Marissa took her notebook out. She was the first in her family to go to college. Besides her mother, maybe, but she didn't stick around to give advice. Her Dad's cop salary could only support her so far, poor grades were unacceptable. Only a good GPA would get her into law school.

Now that the day had come, she had trouble focusing. Her pen fidgeted as Professor Weber introduced the course and its aims. From what she picked up from the uni's website, this module targeted sociology and media communications majors. It didn't offer as much practical value as, say, a course on coding, but the university promised that it taught critical thinking.

Today's lecture had the title Supernatural Superstition: Rise of the Paranormal in the 21st Century. Weber opened with something eye-catching: A video of a woman transforming into a werewolf

The classroom buzzed with a mix of awe, skepticism, and pencils scratching on paper as the grainy film played.
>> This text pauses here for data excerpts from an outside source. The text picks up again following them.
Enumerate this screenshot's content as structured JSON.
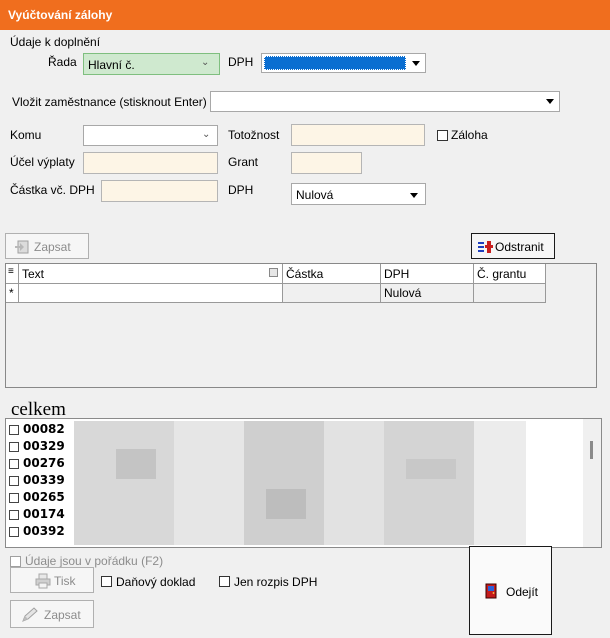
{
  "window": {
    "title": "Vyúčtování zálohy"
  },
  "section": {
    "title": "Údaje k doplnění"
  },
  "form": {
    "rada_label": "Řada",
    "rada_value": "Hlavní č.",
    "dph_top_label": "DPH",
    "vlozit_label": "Vložit zaměstnance (stisknout Enter)",
    "komu_label": "Komu",
    "totoznost_label": "Totožnost",
    "zaloha_label": "Záloha",
    "ucel_label": "Účel výplaty",
    "grant_label": "Grant",
    "castka_label": "Částka vč. DPH",
    "dph_label": "DPH",
    "dph_value": "Nulová"
  },
  "toolbar": {
    "zapsat_label": "Zapsat",
    "odstranit_label": "Odstranit"
  },
  "grid": {
    "columns": [
      "Text",
      "Částka",
      "DPH",
      "Č. grantu"
    ],
    "new_row_marker": "*",
    "new_row_dph": "Nulová"
  },
  "summary": {
    "title": "celkem"
  },
  "list": {
    "items": [
      "00082",
      "00329",
      "00276",
      "00339",
      "00265",
      "00174",
      "00392"
    ]
  },
  "footer": {
    "udaje_label": "Údaje jsou v pořádku (F2)",
    "tisk_label": "Tisk",
    "danovy_label": "Daňový doklad",
    "rozpis_label": "Jen rozpis DPH",
    "zapsat_label": "Zapsat",
    "odejit_label": "Odejít"
  }
}
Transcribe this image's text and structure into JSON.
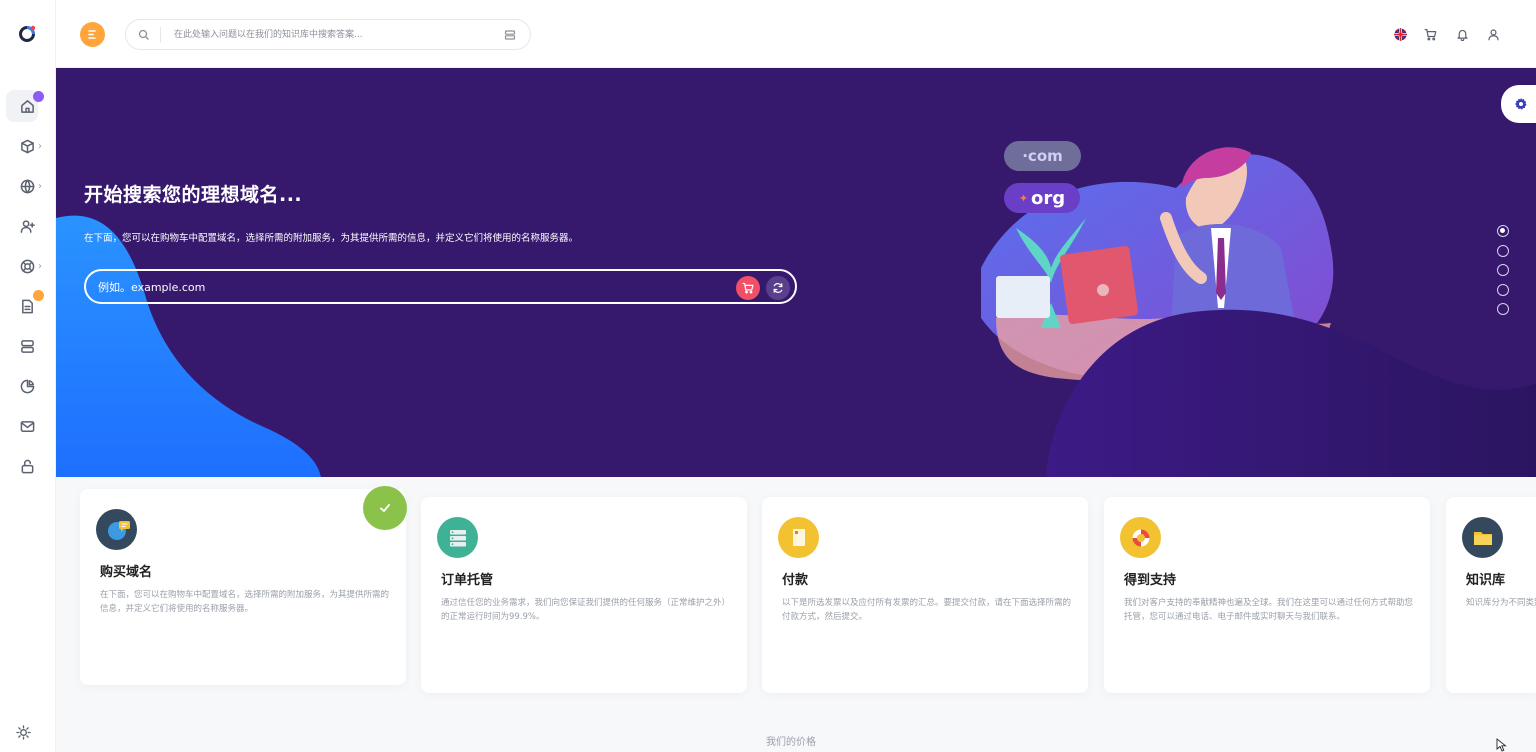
{
  "header": {
    "search_placeholder": "在此处输入问题以在我们的知识库中搜索答案..."
  },
  "hero": {
    "title": "开始搜索您的理想域名...",
    "subtitle": "在下面，您可以在购物车中配置域名，选择所需的附加服务，为其提供所需的信息，并定义它们将使用的名称服务器。",
    "domain_placeholder": "例如。example.com",
    "tld_com": "·com",
    "tld_org": "org"
  },
  "cards": [
    {
      "title": "购买域名",
      "desc": "在下面，您可以在购物车中配置域名，选择所需的附加服务，为其提供所需的信息，并定义它们将使用的名称服务器。",
      "color": "#34495e"
    },
    {
      "title": "订单托管",
      "desc": "通过信任您的业务需求，我们向您保证我们提供的任何服务（正常维护之外）的正常运行时间为99.9%。",
      "color": "#3fb295"
    },
    {
      "title": "付款",
      "desc": "以下是所选发票以及应付所有发票的汇总。要提交付款，请在下面选择所需的付款方式，然后提交。",
      "color": "#f2c230"
    },
    {
      "title": "得到支持",
      "desc": "我们对客户支持的奉献精神也遍及全球。我们在这里可以通过任何方式帮助您托管，您可以通过电话、电子邮件或实时聊天与我们联系。",
      "color": "#f2c230"
    },
    {
      "title": "知识库",
      "desc": "知识库分为不同类别，以帮助您更快地找到答案，搜索问题的答案。",
      "color": "#34495e"
    }
  ],
  "footer": {
    "pricing_label": "我们的价格"
  },
  "colors": {
    "accent": "#ffa53b",
    "hero_bg": "#36196d",
    "cart_red": "#f05066",
    "success": "#8bc34a"
  }
}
Professor Weber paused the video, his eyes scanning the room to ensure everyone was paying attention. He was a small guy wearing a monocle. He spoke in a low tone and his eyelids hung so deep that Marissa worried he'd fall asleep any moment, "Now, class, this may seem like a scene straight out of a horror movie because this is precisely what it is. It has been made from the scrapped footage of an unfinished film. Yet, millions of people believe it is real and the uploader describes it as authentic footage shot in Russia. In this course, we will dissect these stories, examine their cultural significance, and discuss why so many people believe stories of cryptids, aliens, or monsters that occur in our newsfeeds every week. Now-"

The old man paused. Professor Weber forgot that he had to manually switch the slides for his presentation to work, so he switched to a slide that showed the course outline he had just described in words. The poor man was too old for modern technology.

Over the next 90 minutes, Professor Weber explained folkloric beliefs of the supernatural. He explored various supernatural myths and their historical roots. Ghosts, vampires, and witches all made appearances in the discussion, each serving as a lens through which the human psyche grappled with fear and the unknown. He also discussed magic, like how people believed running water had magical properties and could repel creatures like vampires, the Nuckelavee, or the Barghest. All three of these were said to be unable to cross rivers.